Book meeting

1. Personal Data

It is crucial to understand the concepts of “personal data”, “purpose”, and “processing” to ensure that software complies with legislation when processing user data. Pay particular attention to the difference between “anonymization” and “pseudonymization”, as these have very precise and different definitions in GDPR.

Definition

The concept of personal data is defined in the General Data Protection Regulation (GDPR) as “any information relating to an identified or identifiable natural person (referred to as ’the data subject’)”. It covers a broad spectrum of information, including both directly identifying data (e.g., first and last name) and indirectly identifying data (e.g., phone number, license plate, device ID, etc.).

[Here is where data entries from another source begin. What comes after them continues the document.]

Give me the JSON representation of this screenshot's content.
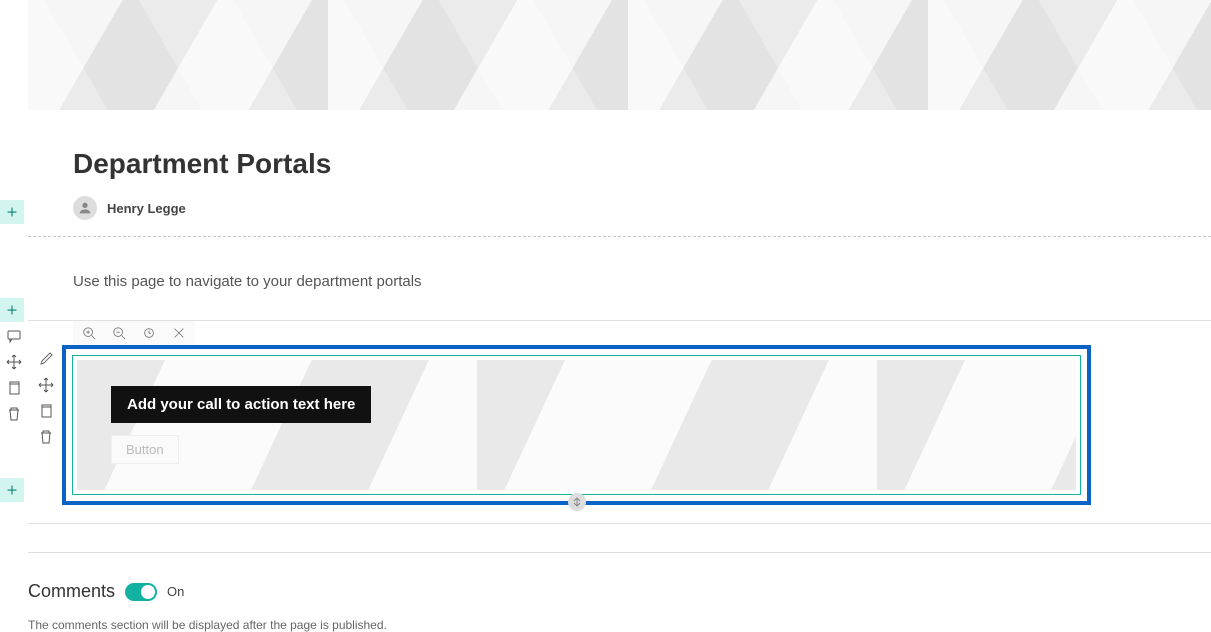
{
  "page": {
    "title": "Department Portals",
    "author": "Henry Legge",
    "description": "Use this page to navigate to your department portals"
  },
  "cta": {
    "text": "Add your call to action text here",
    "button_label": "Button"
  },
  "comments": {
    "label": "Comments",
    "state": "On",
    "note": "The comments section will be displayed after the page is published."
  },
  "icons": {
    "plus": "+",
    "edit": "edit-icon",
    "move": "move-icon",
    "copy": "copy-icon",
    "delete": "delete-icon",
    "zoom_in": "zoom-in-icon",
    "zoom_out": "zoom-out-icon",
    "reset": "reset-icon",
    "close": "close-icon",
    "comment": "comment-icon",
    "handle": "drag-handle-icon"
  }
}
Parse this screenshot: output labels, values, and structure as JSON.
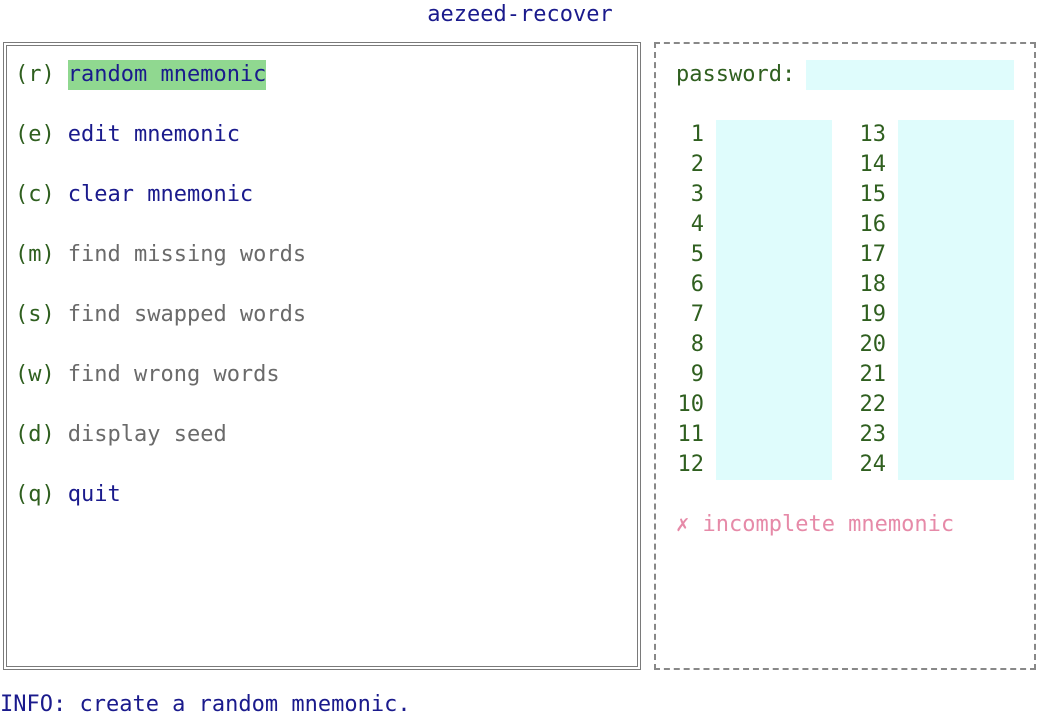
{
  "app": {
    "title": "aezeed-recover"
  },
  "menu": [
    {
      "key": "(r)",
      "label": "random mnemonic",
      "state": "selected"
    },
    {
      "key": "(e)",
      "label": "edit mnemonic",
      "state": "enabled"
    },
    {
      "key": "(c)",
      "label": "clear mnemonic",
      "state": "enabled"
    },
    {
      "key": "(m)",
      "label": "find missing words",
      "state": "disabled"
    },
    {
      "key": "(s)",
      "label": "find swapped words",
      "state": "disabled"
    },
    {
      "key": "(w)",
      "label": "find wrong words",
      "state": "disabled"
    },
    {
      "key": "(d)",
      "label": "display seed",
      "state": "disabled"
    },
    {
      "key": "(q)",
      "label": "quit",
      "state": "enabled"
    }
  ],
  "password": {
    "label": "password:",
    "value": ""
  },
  "words": [
    {
      "num": "1",
      "value": ""
    },
    {
      "num": "2",
      "value": ""
    },
    {
      "num": "3",
      "value": ""
    },
    {
      "num": "4",
      "value": ""
    },
    {
      "num": "5",
      "value": ""
    },
    {
      "num": "6",
      "value": ""
    },
    {
      "num": "7",
      "value": ""
    },
    {
      "num": "8",
      "value": ""
    },
    {
      "num": "9",
      "value": ""
    },
    {
      "num": "10",
      "value": ""
    },
    {
      "num": "11",
      "value": ""
    },
    {
      "num": "12",
      "value": ""
    },
    {
      "num": "13",
      "value": ""
    },
    {
      "num": "14",
      "value": ""
    },
    {
      "num": "15",
      "value": ""
    },
    {
      "num": "16",
      "value": ""
    },
    {
      "num": "17",
      "value": ""
    },
    {
      "num": "18",
      "value": ""
    },
    {
      "num": "19",
      "value": ""
    },
    {
      "num": "20",
      "value": ""
    },
    {
      "num": "21",
      "value": ""
    },
    {
      "num": "22",
      "value": ""
    },
    {
      "num": "23",
      "value": ""
    },
    {
      "num": "24",
      "value": ""
    }
  ],
  "status": {
    "icon": "cross-icon",
    "text": "✗ incomplete mnemonic",
    "color": "#e68aa8"
  },
  "info": {
    "text": "INFO: create a random mnemonic."
  },
  "colors": {
    "accent": "#1a1a8c",
    "key": "#2f5f1f",
    "selected_bg": "#90d890",
    "field_bg": "#dffcfc",
    "disabled": "#6a6a6a"
  }
}
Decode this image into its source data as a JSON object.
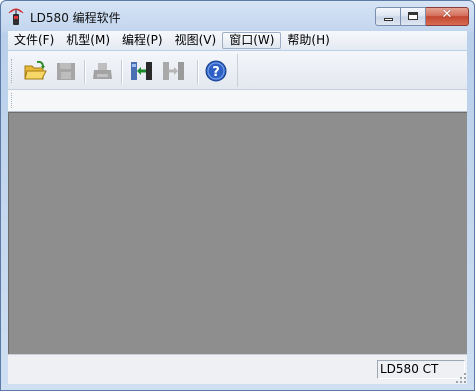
{
  "window": {
    "title": "LD580 编程软件"
  },
  "caption_buttons": {
    "minimize": "minimize",
    "maximize": "maximize",
    "close": "✕"
  },
  "menu": {
    "items": [
      {
        "label": "文件(F)",
        "icon": ""
      },
      {
        "label": "机型(M)"
      },
      {
        "label": "编程(P)"
      },
      {
        "label": "视图(V)"
      },
      {
        "label": "窗口(W)"
      },
      {
        "label": "帮助(H)"
      }
    ]
  },
  "toolbar": {
    "buttons": [
      {
        "name": "open-folder-icon",
        "enabled": true
      },
      {
        "name": "save-icon",
        "enabled": false
      },
      {
        "name": "print-icon",
        "enabled": false
      },
      {
        "name": "download-icon",
        "enabled": true
      },
      {
        "name": "upload-icon",
        "enabled": false
      },
      {
        "name": "help-icon",
        "enabled": true
      }
    ]
  },
  "status": {
    "model": "LD580 CT"
  },
  "colors": {
    "client_bg": "#8e8e8e",
    "title_gradient_top": "#d6e4f5",
    "close_red": "#c3462f"
  }
}
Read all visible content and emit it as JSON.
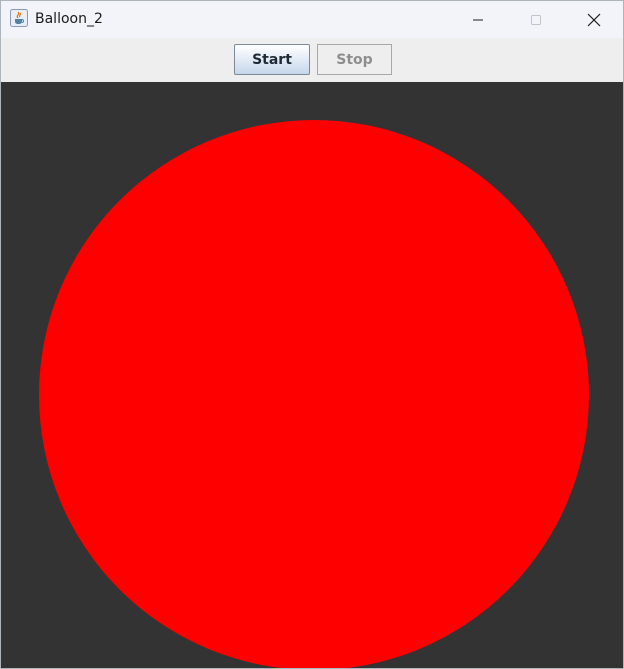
{
  "window": {
    "title": "Balloon_2",
    "icon": "java-coffee-cup-icon"
  },
  "toolbar": {
    "start_label": "Start",
    "stop_label": "Stop",
    "stop_enabled": false
  },
  "canvas": {
    "background_color": "#333333",
    "balloon_color": "#ff0000"
  }
}
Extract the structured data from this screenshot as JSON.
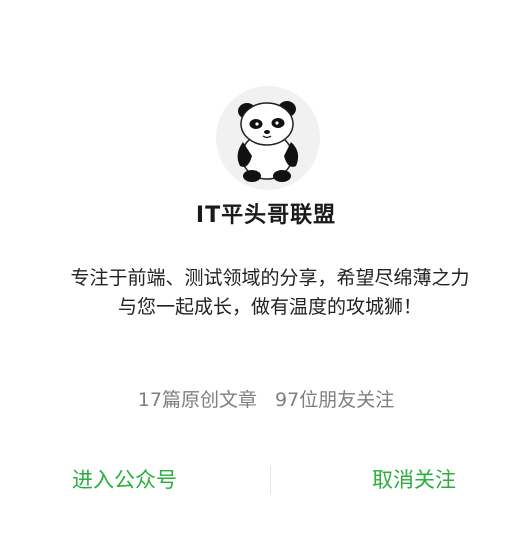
{
  "account": {
    "name": "IT平头哥联盟",
    "description": "专注于前端、测试领域的分享，希望尽绵薄之力 与您一起成长，做有温度的攻城狮！",
    "avatar_icon": "panda-avatar-icon"
  },
  "stats": {
    "articles": "17篇原创文章",
    "followers": "97位朋友关注"
  },
  "actions": {
    "enter_label": "进入公众号",
    "unfollow_label": "取消关注"
  },
  "colors": {
    "accent": "#2aae3c",
    "muted": "#7f7f7f"
  }
}
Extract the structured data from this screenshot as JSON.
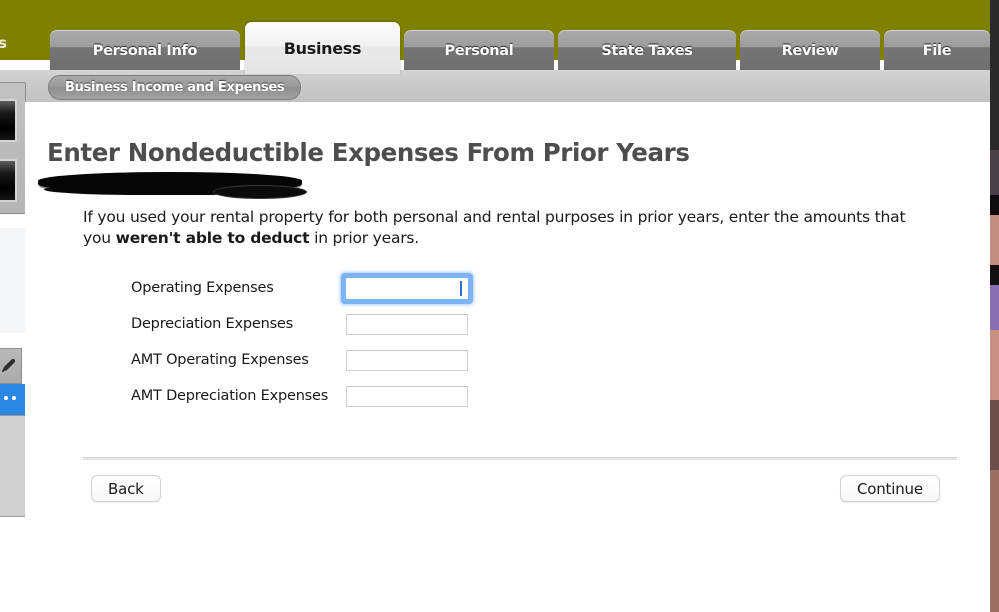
{
  "app": {
    "header_color": "#7f8000",
    "clipped_left_label": "s"
  },
  "tabs": [
    {
      "label": "Personal Info",
      "active": false
    },
    {
      "label": "Business",
      "active": true
    },
    {
      "label": "Personal",
      "active": false
    },
    {
      "label": "State Taxes",
      "active": false
    },
    {
      "label": "Review",
      "active": false
    },
    {
      "label": "File",
      "active": false
    }
  ],
  "breadcrumb": {
    "label": "Business Income and Expenses"
  },
  "left_palette": {
    "pencil_icon": "pencil-icon",
    "arrow_icon": "blue-arrow-icon",
    "swatch_count": 2
  },
  "main": {
    "title": "Enter Nondeductible Expenses From Prior Years",
    "redaction_present": true,
    "body_prefix": "If you used your rental property for both personal and rental purposes in prior years, enter the amounts that you ",
    "body_bold": "weren't able to deduct",
    "body_suffix": " in prior years."
  },
  "form": {
    "fields": [
      {
        "label": "Operating Expenses",
        "value": "",
        "placeholder": "",
        "focused": true
      },
      {
        "label": "Depreciation Expenses",
        "value": "",
        "placeholder": "",
        "focused": false
      },
      {
        "label": "AMT Operating Expenses",
        "value": "",
        "placeholder": "",
        "focused": false
      },
      {
        "label": "AMT Depreciation Expenses",
        "value": "",
        "placeholder": "",
        "focused": false
      }
    ]
  },
  "footer": {
    "back_label": "Back",
    "continue_label": "Continue"
  },
  "colors": {
    "olive": "#7f8000",
    "focus_blue": "#7eb3f5",
    "arrow_blue": "#2b87e3"
  }
}
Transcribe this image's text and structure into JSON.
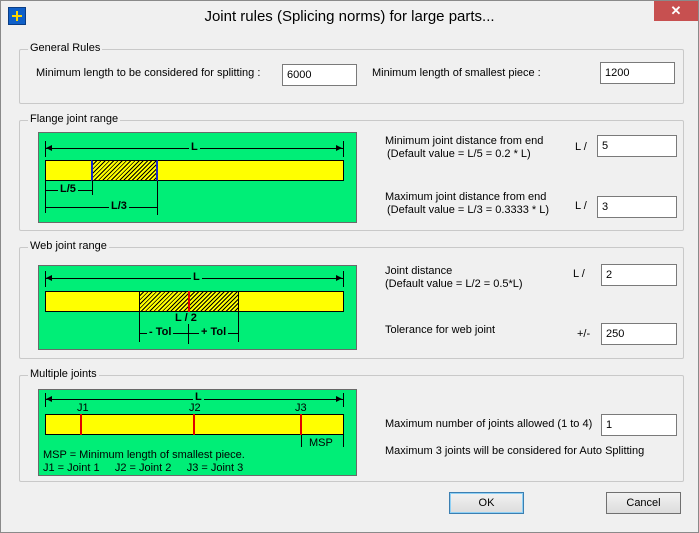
{
  "window": {
    "title": "Joint rules (Splicing norms) for large parts...",
    "close_label": "✕"
  },
  "general": {
    "label": "General Rules",
    "min_split_label": "Minimum length to be considered for splitting :",
    "min_split_value": "6000",
    "min_piece_label": "Minimum length of smallest piece :",
    "min_piece_value": "1200"
  },
  "flange": {
    "label": "Flange joint range",
    "diagram": {
      "L": "L",
      "L5": "L/5",
      "L3": "L/3"
    },
    "min_label_1": "Minimum joint distance from end",
    "min_label_2": "(Default value = L/5 = 0.2 * L)",
    "min_prefix": "L /",
    "min_value": "5",
    "max_label_1": "Maximum joint distance from end",
    "max_label_2": "(Default value = L/3 = 0.3333 * L)",
    "max_prefix": "L /",
    "max_value": "3"
  },
  "web": {
    "label": "Web joint range",
    "diagram": {
      "L": "L",
      "L2": "L / 2",
      "minus_tol": "- Tol",
      "plus_tol": "+ Tol"
    },
    "dist_label_1": "Joint distance",
    "dist_label_2": "(Default value = L/2 = 0.5*L)",
    "dist_prefix": "L /",
    "dist_value": "2",
    "tol_label": "Tolerance for web joint",
    "tol_prefix": "+/-",
    "tol_value": "250"
  },
  "multiple": {
    "label": "Multiple joints",
    "diagram": {
      "L": "L",
      "J1": "J1",
      "J2": "J2",
      "J3": "J3",
      "MSP": "MSP",
      "note": "MSP = Minimum length of smallest piece.",
      "legend": "J1 = Joint 1     J2 = Joint 2     J3 = Joint 3"
    },
    "max_joints_label": "Maximum number of joints allowed (1 to 4)",
    "max_joints_value": "1",
    "auto_note": "Maximum 3 joints will be considered for Auto Splitting"
  },
  "buttons": {
    "ok": "OK",
    "cancel": "Cancel"
  },
  "colors": {
    "diagram_bg": "#00ee77",
    "bar": "#ffff00",
    "joint": "#e00000"
  }
}
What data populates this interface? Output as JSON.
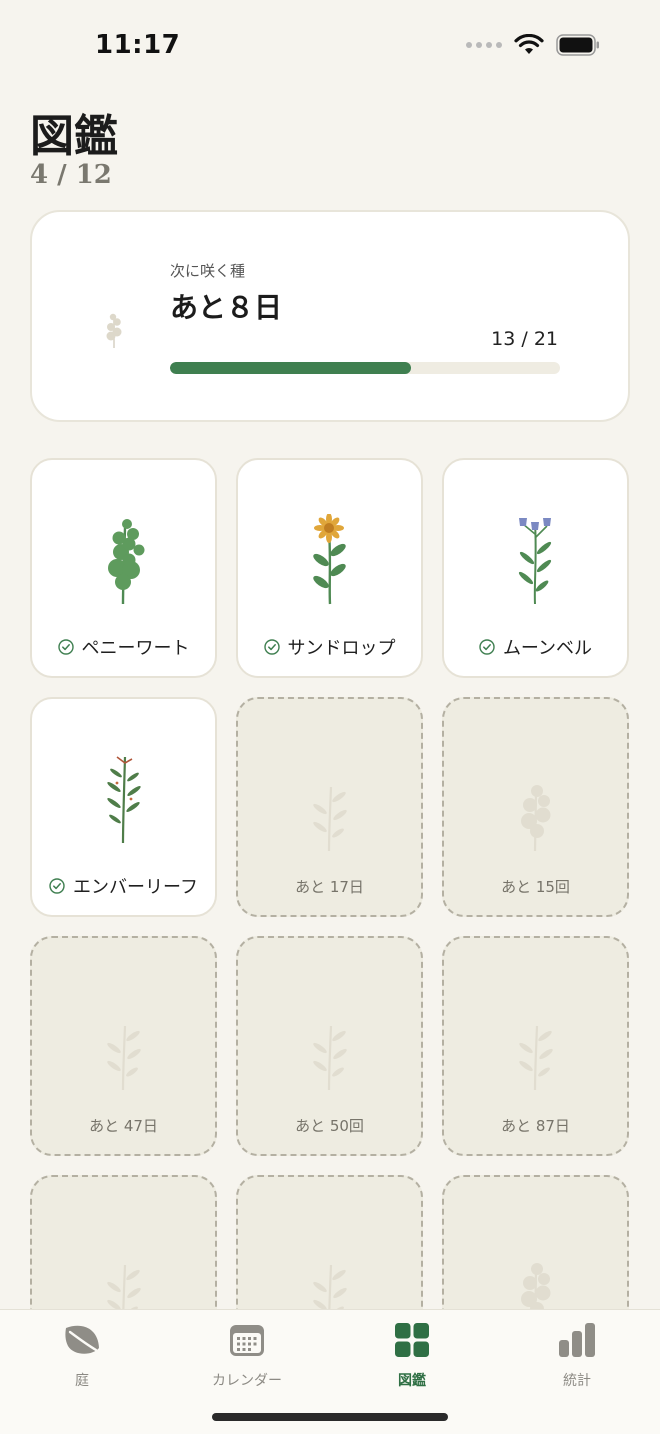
{
  "status_bar": {
    "time": "11:17"
  },
  "header": {
    "title": "図鑑",
    "count": "4 / 12"
  },
  "next_card": {
    "label": "次に咲く種",
    "value": "あと８日",
    "progress_text": "13 / 21",
    "progress": 0.619
  },
  "plants": [
    {
      "name": "ペニーワート",
      "unlocked": true,
      "icon": "pennywort-plant-icon"
    },
    {
      "name": "サンドロップ",
      "unlocked": true,
      "icon": "sundrop-flower-icon"
    },
    {
      "name": "ムーンベル",
      "unlocked": true,
      "icon": "moonbell-flower-icon"
    },
    {
      "name": "エンバーリーフ",
      "unlocked": true,
      "icon": "emberleaf-plant-icon"
    },
    {
      "name": "あと 17日",
      "unlocked": false,
      "icon": "locked-sprig-icon"
    },
    {
      "name": "あと 15回",
      "unlocked": false,
      "icon": "locked-round-leaf-icon"
    },
    {
      "name": "あと 47日",
      "unlocked": false,
      "icon": "locked-sprig-icon"
    },
    {
      "name": "あと 50回",
      "unlocked": false,
      "icon": "locked-sprig-icon"
    },
    {
      "name": "あと 87日",
      "unlocked": false,
      "icon": "locked-sprig-icon"
    },
    {
      "name": "",
      "unlocked": false,
      "icon": "locked-sprig-icon"
    },
    {
      "name": "",
      "unlocked": false,
      "icon": "locked-sprig-icon"
    },
    {
      "name": "",
      "unlocked": false,
      "icon": "locked-round-leaf-icon"
    }
  ],
  "tabs": [
    {
      "label": "庭",
      "icon": "leaf-icon",
      "active": false
    },
    {
      "label": "カレンダー",
      "icon": "calendar-icon",
      "active": false
    },
    {
      "label": "図鑑",
      "icon": "grid-icon",
      "active": true
    },
    {
      "label": "統計",
      "icon": "bar-chart-icon",
      "active": false
    }
  ],
  "colors": {
    "accent": "#3f7f50",
    "background": "#f6f4ee",
    "locked": "#eeece1"
  }
}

Any operation involving this type of data (collection, recording, transfer, modification, publication, etc.) constitutes processing under GDPR and must therefore comply with the regulation’s requirements. Such data processing must be lawful and have a specific purpose. The personal data collected and processed must be relevant and limited to what is strictly necessary to fulfill the purpose.

Examples of Personal Data

If they relate to natural persons, the following data are personal data:

  • First name, last name, alias, date of birth;
  • photos, audio recordings of voices;
  • landline or mobile number, postal address, email address;
  • IP address, computer login, cookie ID;
  • Fingerprints, palm structure or vein pattern, retina scan;
  • License plate, social security number, ID number;
  • Usage data from an application, comments, etc.

Identification of natural persons can be done:

  • from a single piece of information (example: first and last name);
  • by combining several pieces of information (example: a woman living at a certain address, born on a certain date, and member of a certain association).

Some data is considered particularly sensitive. GDPR generally prohibits the collection and use of such data unless all persons involved have given their explicit consent (active, explicit and preferably written consent, which must be voluntary, specific, and informed).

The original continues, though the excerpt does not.